More Indigenous Peoples’ Voices Recommendations

Resources

  • Amnesty International has worked to defend the rights of Indigenous peoples in all regions of the world and demands that states apply and develop urgently needed laws to protect their lands, cultures and livelihoods.

  • The Center for World Indigenous Studies is an independent, Nonprofit 501 (c) 3 founded in 1979, dedicated to wider understanding and appreciation of the ideas and knowledge of indigenous peoples and the social, economic and political realities of indigenous nations.

  • The Rights and Resources Organization is a global coalition advancing the land, forest, and resource rights of Indigenous peoples, local communities, Afro-descendants, and the women within them.

  • Cultural Survival works toward a future that respects and honors Indigenous Peoples’ inherent rights and dynamic cultures, deeply and richly interwoven in lands, languages, spiritual traditions, and artistic expression, rooted in self-determination and self-governance.

  • United Nations for Indigenous Peoples lists a compilation of all available guidelines, books, studies, reports, articles, training materials and documentation on indigenous peoples from the UN system and relevant entities.

  • The Zinn Education Project has lessons, books, and films for teaching the truth about Columbus and Indigenous Peoples’ history.

  • Land Reparations and Indigenous Solidarity Toolkit provides a brief guide for Resource Generation members and other folks with access to land to support in education and resource sharing around land reparations.
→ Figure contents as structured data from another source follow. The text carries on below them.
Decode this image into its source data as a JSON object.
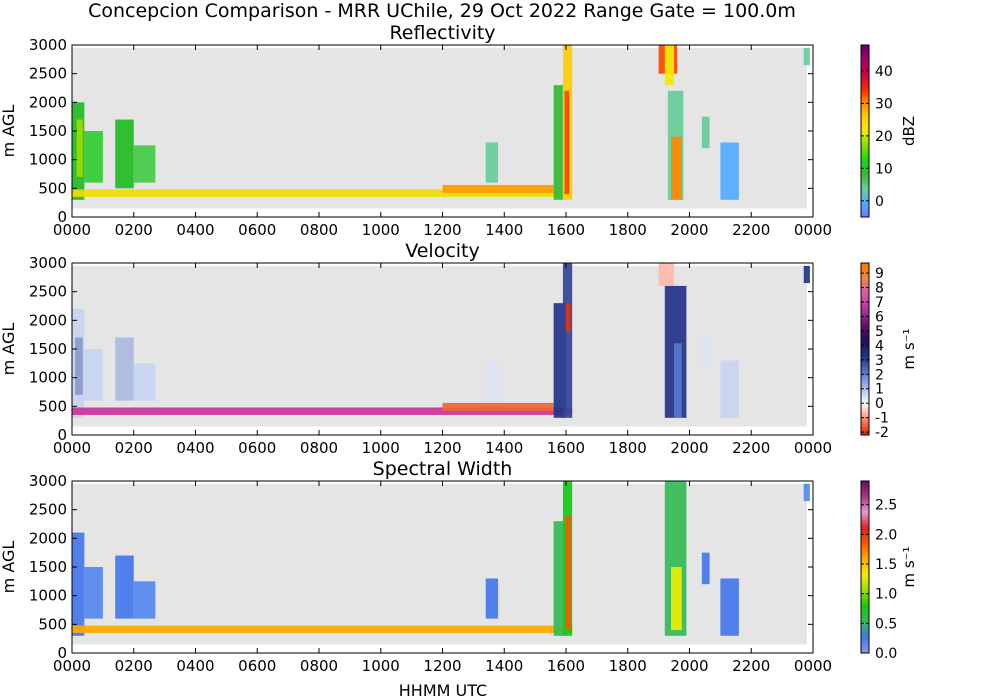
{
  "figure": {
    "suptitle": "Concepcion Comparison - MRR UChile, 29 Oct 2022 Range Gate = 100.0m",
    "xlabel": "HHMM UTC"
  },
  "chart_data": [
    {
      "type": "heatmap",
      "title": "Reflectivity",
      "ylabel": "m AGL",
      "xlim": [
        0,
        2400
      ],
      "ylim": [
        0,
        3000
      ],
      "xticks": [
        "0000",
        "0200",
        "0400",
        "0600",
        "0800",
        "1000",
        "1200",
        "1400",
        "1600",
        "1800",
        "2000",
        "2200",
        "0000"
      ],
      "yticks": [
        "0",
        "500",
        "1000",
        "1500",
        "2000",
        "2500",
        "3000"
      ],
      "background_color": "#e5e5e5",
      "colorbar": {
        "label": "dBZ",
        "range": [
          -5,
          48
        ],
        "ticks": [
          "0",
          "10",
          "20",
          "30",
          "40"
        ],
        "stops": [
          "#7777ff",
          "#55aaff",
          "#66cc99",
          "#33bb33",
          "#11dd11",
          "#88dd00",
          "#eeee00",
          "#ffcc00",
          "#ff8800",
          "#ff2200",
          "#cc0044",
          "#aa0066",
          "#660066"
        ]
      },
      "regions": [
        {
          "x0": 0,
          "x1": 40,
          "y0": 300,
          "y1": 2000,
          "color": "#22bb22"
        },
        {
          "x0": 15,
          "x1": 35,
          "y0": 700,
          "y1": 1700,
          "color": "#99dd00"
        },
        {
          "x0": 40,
          "x1": 100,
          "y0": 600,
          "y1": 1500,
          "color": "#33cc33"
        },
        {
          "x0": 140,
          "x1": 200,
          "y0": 500,
          "y1": 1700,
          "color": "#22bb22"
        },
        {
          "x0": 200,
          "x1": 270,
          "y0": 600,
          "y1": 1250,
          "color": "#44cc44"
        },
        {
          "x0": 0,
          "x1": 1620,
          "y0": 350,
          "y1": 480,
          "color": "#eedd00"
        },
        {
          "x0": 1200,
          "x1": 1560,
          "y0": 420,
          "y1": 560,
          "color": "#ff9900"
        },
        {
          "x0": 1340,
          "x1": 1380,
          "y0": 600,
          "y1": 1300,
          "color": "#66cc99"
        },
        {
          "x0": 1560,
          "x1": 1590,
          "y0": 300,
          "y1": 2300,
          "color": "#33bb33"
        },
        {
          "x0": 1590,
          "x1": 1620,
          "y0": 300,
          "y1": 3000,
          "color": "#ffcc00"
        },
        {
          "x0": 1595,
          "x1": 1610,
          "y0": 400,
          "y1": 2200,
          "color": "#ff4400"
        },
        {
          "x0": 1900,
          "x1": 1960,
          "y0": 2500,
          "y1": 3000,
          "color": "#ff4400"
        },
        {
          "x0": 1920,
          "x1": 1950,
          "y0": 2300,
          "y1": 3000,
          "color": "#eeee00"
        },
        {
          "x0": 1930,
          "x1": 1980,
          "y0": 300,
          "y1": 2200,
          "color": "#66cc99"
        },
        {
          "x0": 1940,
          "x1": 1975,
          "y0": 300,
          "y1": 1400,
          "color": "#ff8800"
        },
        {
          "x0": 2040,
          "x1": 2065,
          "y0": 1200,
          "y1": 1750,
          "color": "#66cc99"
        },
        {
          "x0": 2100,
          "x1": 2160,
          "y0": 300,
          "y1": 1300,
          "color": "#55aaff"
        },
        {
          "x0": 2370,
          "x1": 2390,
          "y0": 2650,
          "y1": 2950,
          "color": "#66cc99"
        }
      ]
    },
    {
      "type": "heatmap",
      "title": "Velocity",
      "ylabel": "m AGL",
      "xlim": [
        0,
        2400
      ],
      "ylim": [
        0,
        3000
      ],
      "xticks": [
        "0000",
        "0200",
        "0400",
        "0600",
        "0800",
        "1000",
        "1200",
        "1400",
        "1600",
        "1800",
        "2000",
        "2200",
        "0000"
      ],
      "yticks": [
        "0",
        "500",
        "1000",
        "1500",
        "2000",
        "2500",
        "3000"
      ],
      "background_color": "#e5e5e5",
      "colorbar": {
        "label": "m s⁻¹",
        "range": [
          -2.2,
          9.7
        ],
        "ticks": [
          "-2",
          "-1",
          "0",
          "1",
          "2",
          "3",
          "4",
          "5",
          "6",
          "7",
          "8",
          "9"
        ],
        "stops": [
          "#dd2200",
          "#ff8866",
          "#ffffff",
          "#aabbee",
          "#5577cc",
          "#223388",
          "#221155",
          "#661166",
          "#aa3399",
          "#dd55aa",
          "#ee8844",
          "#ff7700"
        ]
      },
      "regions": [
        {
          "x0": 0,
          "x1": 40,
          "y0": 300,
          "y1": 2200,
          "color": "#c8d4f0"
        },
        {
          "x0": 10,
          "x1": 35,
          "y0": 700,
          "y1": 1700,
          "color": "#8899cc"
        },
        {
          "x0": 40,
          "x1": 100,
          "y0": 600,
          "y1": 1500,
          "color": "#c8d4f0"
        },
        {
          "x0": 140,
          "x1": 200,
          "y0": 600,
          "y1": 1700,
          "color": "#aabbe0"
        },
        {
          "x0": 200,
          "x1": 270,
          "y0": 600,
          "y1": 1250,
          "color": "#c8d4f0"
        },
        {
          "x0": 0,
          "x1": 1620,
          "y0": 350,
          "y1": 480,
          "color": "#cc3399"
        },
        {
          "x0": 1200,
          "x1": 1560,
          "y0": 420,
          "y1": 560,
          "color": "#ee6633"
        },
        {
          "x0": 1340,
          "x1": 1380,
          "y0": 600,
          "y1": 1300,
          "color": "#dde4f4"
        },
        {
          "x0": 1560,
          "x1": 1600,
          "y0": 300,
          "y1": 2300,
          "color": "#223388"
        },
        {
          "x0": 1590,
          "x1": 1620,
          "y0": 300,
          "y1": 3000,
          "color": "#334499"
        },
        {
          "x0": 1600,
          "x1": 1615,
          "y0": 1800,
          "y1": 2300,
          "color": "#dd3311"
        },
        {
          "x0": 1900,
          "x1": 1950,
          "y0": 2600,
          "y1": 3000,
          "color": "#ffbbaa"
        },
        {
          "x0": 1920,
          "x1": 1990,
          "y0": 300,
          "y1": 2600,
          "color": "#223388"
        },
        {
          "x0": 1950,
          "x1": 1975,
          "y0": 300,
          "y1": 1600,
          "color": "#5577cc"
        },
        {
          "x0": 2040,
          "x1": 2065,
          "y0": 1200,
          "y1": 1750,
          "color": "#dde4f4"
        },
        {
          "x0": 2100,
          "x1": 2160,
          "y0": 300,
          "y1": 1300,
          "color": "#c8d4f0"
        },
        {
          "x0": 2370,
          "x1": 2390,
          "y0": 2650,
          "y1": 2950,
          "color": "#223388"
        }
      ]
    },
    {
      "type": "heatmap",
      "title": "Spectral Width",
      "ylabel": "m AGL",
      "xlim": [
        0,
        2400
      ],
      "ylim": [
        0,
        3000
      ],
      "xticks": [
        "0000",
        "0200",
        "0400",
        "0600",
        "0800",
        "1000",
        "1200",
        "1400",
        "1600",
        "1800",
        "2000",
        "2200",
        "0000"
      ],
      "yticks": [
        "0",
        "500",
        "1000",
        "1500",
        "2000",
        "2500",
        "3000"
      ],
      "background_color": "#e5e5e5",
      "colorbar": {
        "label": "m s⁻¹",
        "range": [
          0,
          2.9
        ],
        "ticks": [
          "0.0",
          "0.5",
          "1.0",
          "1.5",
          "2.0",
          "2.5"
        ],
        "stops": [
          "#8899ee",
          "#4477ee",
          "#33bb55",
          "#11cc11",
          "#99dd00",
          "#eeee00",
          "#ffaa00",
          "#ff5500",
          "#dd2222",
          "#ee99cc",
          "#aa3388",
          "#661166"
        ]
      },
      "regions": [
        {
          "x0": 0,
          "x1": 40,
          "y0": 300,
          "y1": 2100,
          "color": "#4477ee"
        },
        {
          "x0": 40,
          "x1": 100,
          "y0": 600,
          "y1": 1500,
          "color": "#5588ee"
        },
        {
          "x0": 140,
          "x1": 200,
          "y0": 600,
          "y1": 1700,
          "color": "#4477ee"
        },
        {
          "x0": 200,
          "x1": 270,
          "y0": 600,
          "y1": 1250,
          "color": "#5588ee"
        },
        {
          "x0": 0,
          "x1": 1620,
          "y0": 350,
          "y1": 480,
          "color": "#ffaa00"
        },
        {
          "x0": 1340,
          "x1": 1380,
          "y0": 600,
          "y1": 1300,
          "color": "#4477ee"
        },
        {
          "x0": 1560,
          "x1": 1600,
          "y0": 300,
          "y1": 2300,
          "color": "#33bb55"
        },
        {
          "x0": 1590,
          "x1": 1620,
          "y0": 300,
          "y1": 3000,
          "color": "#11cc11"
        },
        {
          "x0": 1600,
          "x1": 1615,
          "y0": 400,
          "y1": 2400,
          "color": "#ff5500"
        },
        {
          "x0": 1920,
          "x1": 1990,
          "y0": 300,
          "y1": 3000,
          "color": "#33bb55"
        },
        {
          "x0": 1940,
          "x1": 1975,
          "y0": 400,
          "y1": 1500,
          "color": "#eeee00"
        },
        {
          "x0": 2040,
          "x1": 2065,
          "y0": 1200,
          "y1": 1750,
          "color": "#4477ee"
        },
        {
          "x0": 2100,
          "x1": 2160,
          "y0": 300,
          "y1": 1300,
          "color": "#4477ee"
        },
        {
          "x0": 2370,
          "x1": 2390,
          "y0": 2650,
          "y1": 2950,
          "color": "#5588ee"
        }
      ]
    }
  ]
}
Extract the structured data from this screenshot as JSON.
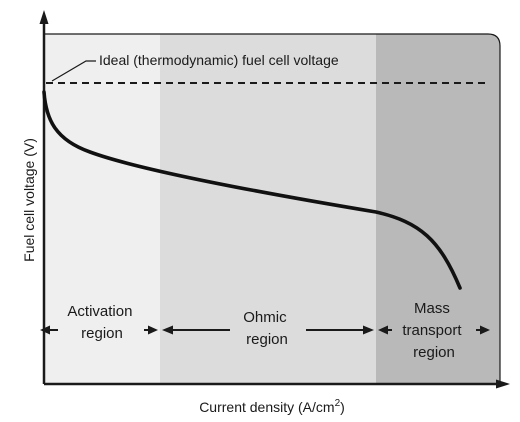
{
  "diagram": {
    "x_axis_label": "Current density (A/cm",
    "x_axis_label_sup": "2",
    "x_axis_label_end": ")",
    "y_axis_label": "Fuel cell voltage (V)",
    "ideal_voltage_label": "Ideal (thermodynamic) fuel cell voltage",
    "regions": [
      {
        "lines": [
          "Activation",
          "region"
        ],
        "shade": "#efefef"
      },
      {
        "lines": [
          "Ohmic",
          "region"
        ],
        "shade": "#dcdcdc"
      },
      {
        "lines": [
          "Mass",
          "transport",
          "region"
        ],
        "shade": "#b9b9b9"
      }
    ]
  }
}
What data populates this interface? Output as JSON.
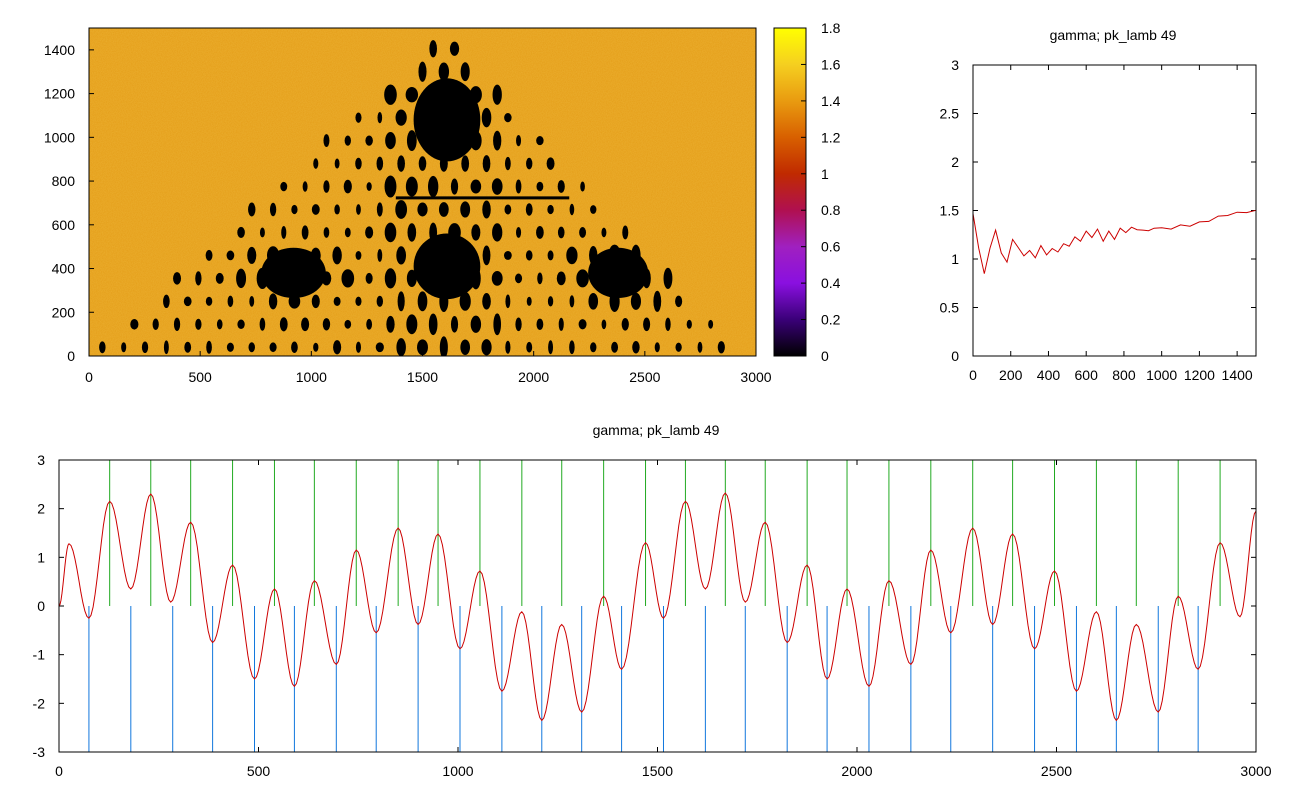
{
  "colors": {
    "red": "#cc0000",
    "green": "#22aa22",
    "blue": "#1177dd",
    "orange": "#e39a14",
    "black": "#000000"
  },
  "chart_data": [
    {
      "type": "heatmap",
      "title": "",
      "xlabel": "",
      "ylabel": "",
      "xlim": [
        0,
        3000
      ],
      "ylim": [
        0,
        1500
      ],
      "x_ticks": [
        "0",
        "500",
        "1000",
        "1500",
        "2000",
        "2500",
        "3000"
      ],
      "y_ticks": [
        "0",
        "200",
        "400",
        "600",
        "800",
        "1000",
        "1200",
        "1400"
      ],
      "colorbar": {
        "range": [
          0,
          1.8
        ],
        "ticks": [
          "0",
          "0.2",
          "0.4",
          "0.6",
          "0.8",
          "1",
          "1.2",
          "1.4",
          "1.6",
          "1.8"
        ],
        "palette": [
          "#000000",
          "#3a0078",
          "#8a10e0",
          "#a020c0",
          "#b01050",
          "#c02a00",
          "#d86000",
          "#e99b10",
          "#f5cf20",
          "#ffff00"
        ]
      },
      "background_value": 1.5,
      "zero_region": "triangular region apex at x=1600,y=1480; black blobs where value = 0"
    },
    {
      "type": "line",
      "title": "gamma; pk_lamb 49",
      "xlabel": "",
      "ylabel": "",
      "xlim": [
        0,
        1500
      ],
      "ylim": [
        0,
        3
      ],
      "x_ticks": [
        "0",
        "200",
        "400",
        "600",
        "800",
        "1000",
        "1200",
        "1400"
      ],
      "y_ticks": [
        "0",
        "0.5",
        "1",
        "1.5",
        "2",
        "2.5",
        "3"
      ],
      "series": [
        {
          "name": "gamma",
          "color": "#cc0000",
          "x": [
            0,
            30,
            60,
            90,
            120,
            150,
            180,
            210,
            240,
            270,
            300,
            330,
            360,
            390,
            420,
            450,
            480,
            510,
            540,
            570,
            600,
            630,
            660,
            690,
            720,
            750,
            780,
            810,
            840,
            870,
            900,
            930,
            960,
            1000,
            1050,
            1100,
            1150,
            1200,
            1250,
            1300,
            1350,
            1400,
            1450,
            1500
          ],
          "y": [
            1.48,
            1.1,
            0.86,
            1.1,
            1.31,
            1.05,
            0.98,
            1.19,
            1.13,
            1.02,
            1.1,
            1.0,
            1.15,
            1.03,
            1.12,
            1.06,
            1.17,
            1.12,
            1.24,
            1.17,
            1.3,
            1.21,
            1.32,
            1.17,
            1.3,
            1.19,
            1.33,
            1.26,
            1.34,
            1.29,
            1.31,
            1.28,
            1.33,
            1.31,
            1.32,
            1.34,
            1.35,
            1.37,
            1.4,
            1.43,
            1.46,
            1.47,
            1.49,
            1.49
          ]
        }
      ]
    },
    {
      "type": "line",
      "title": "gamma; pk_lamb 49",
      "xlabel": "",
      "ylabel": "",
      "xlim": [
        0,
        3000
      ],
      "ylim": [
        -3,
        3
      ],
      "x_ticks": [
        "0",
        "500",
        "1000",
        "1500",
        "2000",
        "2500",
        "3000"
      ],
      "y_ticks": [
        "-3",
        "-2",
        "-1",
        "0",
        "1",
        "2",
        "3"
      ],
      "series": [
        {
          "name": "gamma",
          "color": "#cc0000",
          "extrema": [
            [
              0,
              0
            ],
            [
              25,
              1.28
            ],
            [
              75,
              -0.25
            ],
            [
              127,
              2.15
            ],
            [
              180,
              0.35
            ],
            [
              230,
              2.3
            ],
            [
              280,
              0.08
            ],
            [
              330,
              1.72
            ],
            [
              385,
              -0.75
            ],
            [
              435,
              0.84
            ],
            [
              490,
              -1.5
            ],
            [
              540,
              0.35
            ],
            [
              590,
              -1.65
            ],
            [
              640,
              0.52
            ],
            [
              695,
              -1.2
            ],
            [
              745,
              1.15
            ],
            [
              795,
              -0.55
            ],
            [
              850,
              1.6
            ],
            [
              900,
              -0.38
            ],
            [
              950,
              1.48
            ],
            [
              1005,
              -0.88
            ],
            [
              1055,
              0.72
            ],
            [
              1110,
              -1.75
            ],
            [
              1160,
              -0.12
            ],
            [
              1210,
              -2.35
            ],
            [
              1260,
              -0.38
            ],
            [
              1310,
              -2.18
            ],
            [
              1365,
              0.2
            ],
            [
              1410,
              -1.3
            ],
            [
              1470,
              1.3
            ],
            [
              1515,
              -0.25
            ],
            [
              1570,
              2.15
            ],
            [
              1620,
              0.35
            ],
            [
              1670,
              2.32
            ],
            [
              1720,
              0.08
            ],
            [
              1770,
              1.72
            ],
            [
              1825,
              -0.75
            ],
            [
              1875,
              0.84
            ],
            [
              1925,
              -1.5
            ],
            [
              1975,
              0.35
            ],
            [
              2030,
              -1.65
            ],
            [
              2080,
              0.52
            ],
            [
              2135,
              -1.2
            ],
            [
              2185,
              1.15
            ],
            [
              2235,
              -0.55
            ],
            [
              2290,
              1.6
            ],
            [
              2340,
              -0.38
            ],
            [
              2390,
              1.48
            ],
            [
              2445,
              -0.88
            ],
            [
              2495,
              0.72
            ],
            [
              2550,
              -1.75
            ],
            [
              2600,
              -0.12
            ],
            [
              2650,
              -2.35
            ],
            [
              2700,
              -0.38
            ],
            [
              2755,
              -2.18
            ],
            [
              2805,
              0.2
            ],
            [
              2855,
              -1.3
            ],
            [
              2910,
              1.3
            ],
            [
              2960,
              -0.22
            ],
            [
              3000,
              1.95
            ]
          ]
        },
        {
          "name": "peaks",
          "color": "#22aa22",
          "x": [
            127,
            230,
            330,
            435,
            540,
            640,
            745,
            850,
            950,
            1055,
            1160,
            1260,
            1365,
            1470,
            1570,
            1670,
            1770,
            1875,
            1975,
            2080,
            2185,
            2290,
            2390,
            2495,
            2600,
            2700,
            2805,
            2910
          ],
          "y_range": [
            0,
            3
          ]
        },
        {
          "name": "troughs",
          "color": "#1177dd",
          "x": [
            75,
            180,
            285,
            385,
            490,
            590,
            695,
            795,
            900,
            1005,
            1110,
            1210,
            1310,
            1410,
            1515,
            1620,
            1720,
            1825,
            1925,
            2030,
            2135,
            2235,
            2340,
            2445,
            2550,
            2650,
            2755,
            2855
          ],
          "y_range": [
            -3,
            0
          ]
        }
      ]
    }
  ]
}
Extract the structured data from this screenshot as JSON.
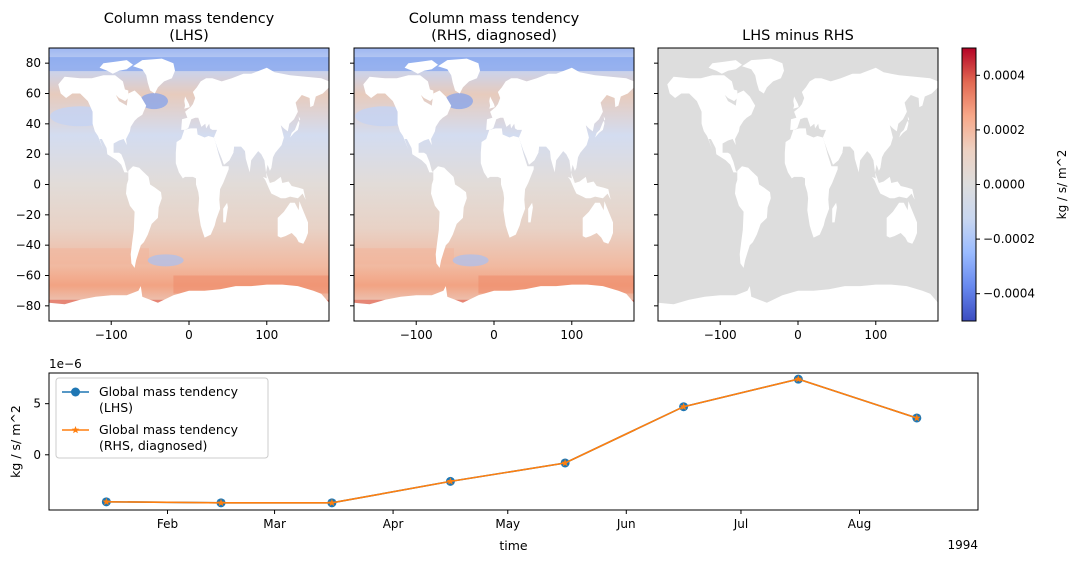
{
  "chart_data": [
    {
      "type": "heatmap",
      "title": "Column mass tendency\n(LHS)",
      "xticks": [
        -100,
        0,
        100
      ],
      "yticks": [
        80,
        60,
        40,
        20,
        0,
        -20,
        -40,
        -60,
        -80
      ],
      "xlim": [
        -180,
        180
      ],
      "ylim": [
        -90,
        90
      ],
      "show_yticklabels": true
    },
    {
      "type": "heatmap",
      "title": "Column mass tendency\n(RHS, diagnosed)",
      "xticks": [
        -100,
        0,
        100
      ],
      "yticks": [
        80,
        60,
        40,
        20,
        0,
        -20,
        -40,
        -60,
        -80
      ],
      "xlim": [
        -180,
        180
      ],
      "ylim": [
        -90,
        90
      ],
      "show_yticklabels": false
    },
    {
      "type": "heatmap",
      "title": "LHS minus RHS",
      "xticks": [
        -100,
        0,
        100
      ],
      "yticks": [
        80,
        60,
        40,
        20,
        0,
        -20,
        -40,
        -60,
        -80
      ],
      "xlim": [
        -180,
        180
      ],
      "ylim": [
        -90,
        90
      ],
      "show_yticklabels": false
    },
    {
      "type": "line",
      "xlabel": "time",
      "ylabel": "kg / s/ m^2",
      "offset_text": "1e−6",
      "year_label": "1994",
      "x": [
        "1994-01-16",
        "1994-02-15",
        "1994-03-16",
        "1994-04-16",
        "1994-05-16",
        "1994-06-16",
        "1994-07-16",
        "1994-08-16"
      ],
      "xtick_labels": [
        "Feb",
        "Mar",
        "Apr",
        "May",
        "Jun",
        "Jul",
        "Aug"
      ],
      "xtick_dates": [
        "1994-02-01",
        "1994-03-01",
        "1994-04-01",
        "1994-05-01",
        "1994-06-01",
        "1994-07-01",
        "1994-08-01"
      ],
      "xlim": [
        "1994-01-01",
        "1994-09-01"
      ],
      "yticks": [
        5,
        0
      ],
      "ylim": [
        -5.4,
        8.0
      ],
      "legend_position": "upper-left",
      "series": [
        {
          "name": "Global mass tendency\n(LHS)",
          "color": "#1f77b4",
          "marker": "circle",
          "values": [
            -4.6,
            -4.7,
            -4.7,
            -2.6,
            -0.8,
            4.7,
            7.4,
            3.6
          ]
        },
        {
          "name": "Global mass tendency\n(RHS, diagnosed)",
          "color": "#ff7f0e",
          "marker": "star",
          "values": [
            -4.6,
            -4.7,
            -4.7,
            -2.6,
            -0.8,
            4.7,
            7.4,
            3.6
          ]
        }
      ]
    }
  ],
  "colorbar": {
    "label": "kg / s/ m^2",
    "ticks": [
      0.0004,
      0.0002,
      0.0,
      -0.0002,
      -0.0004
    ],
    "tick_labels": [
      "0.0004",
      "0.0002",
      "0.0000",
      "−0.0002",
      "−0.0004"
    ],
    "range": [
      -0.0005,
      0.0005
    ],
    "colormap": "coolwarm",
    "colors": [
      "#3b4cc0",
      "#6788ee",
      "#9abbff",
      "#c9d7f0",
      "#dddddd",
      "#edd1c2",
      "#f7a889",
      "#e26952",
      "#b40426"
    ]
  },
  "colors": {
    "land": "#ffffff",
    "zero_field": "#dddddd"
  }
}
Its resources support taking collective action towards land repatriation to Indigenous people in the ongoing struggle against colonization.

Podcasts

  • All My Relations – Photographer Matika Wilbur, who is Swinomish and Tulalip, and academic Adrienne Keene, from the Cherokee Nation, discuss what it means to be Indigenous in 2019, from the POV of two American Indigenous feminists.

  • Media Indigena – A weekly Indigenous current affairs podcast. Their website also features Aboriginal news, views and creative expression.

  • Métis in Space – Chelsea Vowel and Molly Swain, both Métis, drink a bottle of wine and review sci fi movies and television shows from a critical Indigenous lens.

  • Molly of Denali – Molly, a 10-year-old Alaska Native, and her friend Tooey go on adventures in Alaska. You don’t have to be a kid to listen to this podcast that is also made by people of PBS shows such as Arthur and Curious George. This is an all Indigenous cast voiced by Indigenous actors.